The financial noose tightens

The US Senior Loan Officer Opinion Survey on Bank Lending Practices (SLOOS) is used by monetary policymakers to gauge credit conditions. Over the past year, banks have reported tighter lending standards on commercial loans to small, large and middle-market firms (blue bars below since 1990, courtesy of The Daily Shot). This indicator has traditionally led US corporate defaults by three months (light blue below) and suggests rising payment defaults from here.

Already (as shown below) through the end of January, large corporate bankruptcies (companies with more than $50 million in debt) have spiked the most since the 2008 financial crisis.

Coming into 2023, forward S&P 500 earnings per share (EPS) growth has turned negative for the fifth time since 2000 (shown below in yellow, courtesy of ISABELNET.com), and the downtrend is forecast to continue (dotted line). Stock prices have always followed EPS lower (S&P 500 in blue), with the bulk of bear market losses happening after the earnings trend crosses from positive to negative (black lines below).

For all the people talking about low unemployment rates being bullish for economic growth and equity markets, the truth is that the unemployment rate (lower line below since 1950) is the most lagging of indicators and has always been lowest at the start of recessions (grey bars below, aka the end of each economic expansion phase). Stock valuations (S&P 500 price-to-earnings ratio is the top line below) typically tumble during recessions as the unemployment rate spikes.

Today, the most historically reliable leading indicators suggest a near certainty of recession within the next 12 months (US 3m-10-year curve is at 100%, far right bar below). The riskiest assets, meanwhile, like junk bonds (HY credit circled below), most commodities (copper below) and stocks, remain in denial, still broadly over-valued.
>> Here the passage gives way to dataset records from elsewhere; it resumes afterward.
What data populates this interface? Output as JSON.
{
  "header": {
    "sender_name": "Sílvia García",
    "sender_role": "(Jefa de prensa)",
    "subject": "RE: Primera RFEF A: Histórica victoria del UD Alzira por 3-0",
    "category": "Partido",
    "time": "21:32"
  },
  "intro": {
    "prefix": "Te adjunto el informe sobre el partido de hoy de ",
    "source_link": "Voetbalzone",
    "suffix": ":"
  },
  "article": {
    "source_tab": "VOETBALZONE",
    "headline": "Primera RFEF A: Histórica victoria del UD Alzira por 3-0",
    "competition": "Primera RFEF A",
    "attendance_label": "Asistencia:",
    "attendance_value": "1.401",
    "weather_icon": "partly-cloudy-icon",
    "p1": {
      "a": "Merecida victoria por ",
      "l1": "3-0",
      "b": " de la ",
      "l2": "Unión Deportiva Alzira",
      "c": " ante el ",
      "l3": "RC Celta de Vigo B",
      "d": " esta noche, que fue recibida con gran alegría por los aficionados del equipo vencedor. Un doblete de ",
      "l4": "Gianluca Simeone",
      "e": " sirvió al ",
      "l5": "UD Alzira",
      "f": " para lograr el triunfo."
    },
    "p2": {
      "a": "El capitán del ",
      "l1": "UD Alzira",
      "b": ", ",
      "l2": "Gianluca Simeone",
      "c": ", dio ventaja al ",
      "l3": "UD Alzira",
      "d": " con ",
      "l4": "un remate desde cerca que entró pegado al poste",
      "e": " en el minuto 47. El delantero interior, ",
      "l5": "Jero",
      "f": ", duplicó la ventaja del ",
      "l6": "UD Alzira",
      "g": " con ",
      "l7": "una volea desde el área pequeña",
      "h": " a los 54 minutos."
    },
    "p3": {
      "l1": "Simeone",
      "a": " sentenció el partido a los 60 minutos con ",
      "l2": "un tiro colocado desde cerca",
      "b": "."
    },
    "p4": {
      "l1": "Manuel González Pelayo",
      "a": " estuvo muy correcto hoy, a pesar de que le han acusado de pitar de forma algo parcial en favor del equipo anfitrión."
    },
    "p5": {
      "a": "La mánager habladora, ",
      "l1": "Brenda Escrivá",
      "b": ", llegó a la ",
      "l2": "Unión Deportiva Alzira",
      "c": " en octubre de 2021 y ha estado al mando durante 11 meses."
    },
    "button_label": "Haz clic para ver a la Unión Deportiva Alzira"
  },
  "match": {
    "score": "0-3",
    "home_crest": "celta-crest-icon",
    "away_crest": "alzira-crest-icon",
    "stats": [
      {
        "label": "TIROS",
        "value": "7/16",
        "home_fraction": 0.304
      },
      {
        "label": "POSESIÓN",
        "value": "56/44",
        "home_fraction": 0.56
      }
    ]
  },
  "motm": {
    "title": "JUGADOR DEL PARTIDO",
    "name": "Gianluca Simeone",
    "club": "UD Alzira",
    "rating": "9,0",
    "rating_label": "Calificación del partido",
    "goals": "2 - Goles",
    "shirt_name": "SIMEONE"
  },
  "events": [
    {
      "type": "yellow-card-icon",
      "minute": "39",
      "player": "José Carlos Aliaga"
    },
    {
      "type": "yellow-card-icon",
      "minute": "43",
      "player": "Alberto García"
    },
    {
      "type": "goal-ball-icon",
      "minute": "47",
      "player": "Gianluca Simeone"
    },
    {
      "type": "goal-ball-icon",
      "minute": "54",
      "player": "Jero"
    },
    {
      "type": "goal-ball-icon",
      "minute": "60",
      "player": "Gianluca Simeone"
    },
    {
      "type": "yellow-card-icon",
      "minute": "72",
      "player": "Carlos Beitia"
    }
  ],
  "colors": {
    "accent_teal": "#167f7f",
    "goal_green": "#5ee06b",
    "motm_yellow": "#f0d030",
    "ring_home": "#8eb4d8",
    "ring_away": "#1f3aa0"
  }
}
Highly leveraged financial markets have been trained to hang hope on endless bailouts from central banks. But the economy is the big dog that wags the tail of spending, capital investment, jobs, revenue, and ultimately earnings, not central banks. Moreover, today the US Fed is still tightening financial conditions with monthly QT and possibly more rate hikes. When they move to loosen credit conditions again, it will take many months for the easing efforts to disseminate. A lot of distressed selling is due to occur before then.